Anti-aging studies continue, and in March researchers safely reversed the signs of aging in middle-aged mice. They even performed fecal transplants and revealed that transplanting waste from young to old mice reversed some of the hall marks of aging.
Now, according to CNN, molecular biologist David Sinclair and his team at Harvard Medical School have reversed aging in mice by employing proteins that can transform an adult cell into a stem cell. In their first breakthrough, published in late 2020, the team restored damaged retinas of old mice & improved their vision to new born levels.
One day death could be an optional feature. Although it’s still very, very far away.
Reverse aging: A permanent reset of the biological clock
“It’s a permanent reset as far as we can tell, and we believe it could be a universal process that could be applied throughout the body to reset our age,” Sinclair said in the CNN report. “If we reverse aging, these diseases should no longer occur. Today we have the technology to reach hundreds without worrying about getting cancer by 70s, heart disease by 80s, and Alzheimer’s by 90s.
Modern medicine treats the disease but ignores the root cause, “which for most diseases is aging itself,” according to Sinclair. “We know that reversing the age of an organ, such as a rat brain, eliminates the diseases of aging.
There is no more dementia; memory returns.
A safer alternative
The team used two sibling mice in their experiments & genetically modified one of them to age faster. The experimental thesis was: If this were possible, could the reverse also be achieved?

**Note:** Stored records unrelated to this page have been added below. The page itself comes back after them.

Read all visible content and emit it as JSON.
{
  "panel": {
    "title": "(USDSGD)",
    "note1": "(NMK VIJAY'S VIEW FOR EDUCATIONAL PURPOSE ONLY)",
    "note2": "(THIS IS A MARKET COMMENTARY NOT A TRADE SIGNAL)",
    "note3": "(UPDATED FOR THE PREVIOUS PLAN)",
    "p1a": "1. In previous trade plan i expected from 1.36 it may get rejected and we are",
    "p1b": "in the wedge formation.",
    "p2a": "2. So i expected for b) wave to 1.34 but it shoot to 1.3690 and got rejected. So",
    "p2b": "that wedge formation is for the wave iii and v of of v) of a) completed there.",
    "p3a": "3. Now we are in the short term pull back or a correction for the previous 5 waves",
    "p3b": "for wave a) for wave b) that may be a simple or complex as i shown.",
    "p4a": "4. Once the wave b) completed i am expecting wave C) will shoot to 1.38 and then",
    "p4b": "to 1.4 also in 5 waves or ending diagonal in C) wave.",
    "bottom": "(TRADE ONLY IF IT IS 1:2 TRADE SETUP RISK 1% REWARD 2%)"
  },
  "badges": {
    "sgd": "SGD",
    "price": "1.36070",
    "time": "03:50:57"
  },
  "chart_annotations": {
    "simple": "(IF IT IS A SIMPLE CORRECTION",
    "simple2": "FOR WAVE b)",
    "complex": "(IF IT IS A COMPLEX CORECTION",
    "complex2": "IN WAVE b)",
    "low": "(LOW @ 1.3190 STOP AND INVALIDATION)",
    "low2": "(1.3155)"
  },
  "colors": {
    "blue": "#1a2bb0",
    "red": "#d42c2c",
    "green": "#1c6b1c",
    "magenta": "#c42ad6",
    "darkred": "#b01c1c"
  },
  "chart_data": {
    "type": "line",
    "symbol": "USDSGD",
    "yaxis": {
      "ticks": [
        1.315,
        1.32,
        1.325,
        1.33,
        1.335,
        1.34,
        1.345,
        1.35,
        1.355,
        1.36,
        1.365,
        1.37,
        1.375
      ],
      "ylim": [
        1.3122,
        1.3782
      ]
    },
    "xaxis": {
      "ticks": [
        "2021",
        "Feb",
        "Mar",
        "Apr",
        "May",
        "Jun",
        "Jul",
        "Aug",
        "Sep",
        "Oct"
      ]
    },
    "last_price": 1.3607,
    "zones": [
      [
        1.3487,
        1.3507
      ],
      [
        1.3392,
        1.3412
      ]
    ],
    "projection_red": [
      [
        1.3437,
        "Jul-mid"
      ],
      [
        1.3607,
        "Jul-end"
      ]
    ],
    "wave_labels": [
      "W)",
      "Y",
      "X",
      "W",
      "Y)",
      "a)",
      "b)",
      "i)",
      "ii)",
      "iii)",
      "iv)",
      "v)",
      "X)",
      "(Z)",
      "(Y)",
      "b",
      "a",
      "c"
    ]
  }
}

Japanese biomedical researcher Shinya Yamanaka previously led a study in this area and was able to reprogram human adult skin cells to behave like embryonic or pluripotent stem cells. His “induced pluripotent stem cells” later became known as “Yamanaka factors”. The problem with this method, however, was that the adult cells lost their identity when they switched stem cells again.
Another study, published in 2016 by researchers at the Salk Institute for Biological Studies in La Jolla, California, erased the signs of aging in mice without erasing the cells’ identity. However, it turned out that the mice used in the research developed cancerous tumors under certain conditions.
And no-body wants cancer.
Reverse-aging mouse brains & muscles
As a result, Sinclair Labs Sinclair have been looking for a safer alternative. Enter Yuancheng Lu, a post doc who chose three of four Yamanaka’s factors & genetically added them to a harm-less virus. The virus was created to deliver Yamanaka factors to damaged retinal ganglion cells in the rear of an elderly mouse eye. The pluripotent genes were activated by giving the mouse an antibiotic after injecting the virus into eye.
“The antibiotic is just a tool. It could really be any chemical, just a way to make sure all 3 genes are turned on,” Sinclair said in the CNN report. “Typically, they’re only turned on in very young, developing embryos, and then turned-off as we get older.
The final results clearly show that the damaged neurons in the eyes of the mice injected with the 3 cells miraculously recovered, even sprouting new axons, or extensions, from eye to brain. Sinclair said his team has reversed aging in the muscles & brains of mice since the initial study and is now working to regenerate a entire body of mouse.
Time will tell what comes next as scientists work to see if these findings work in the human body as well. But it’s okay to feel encouraged and rekindle childhood dreams of extending your finite life, as long as your expectations are and remain realistic.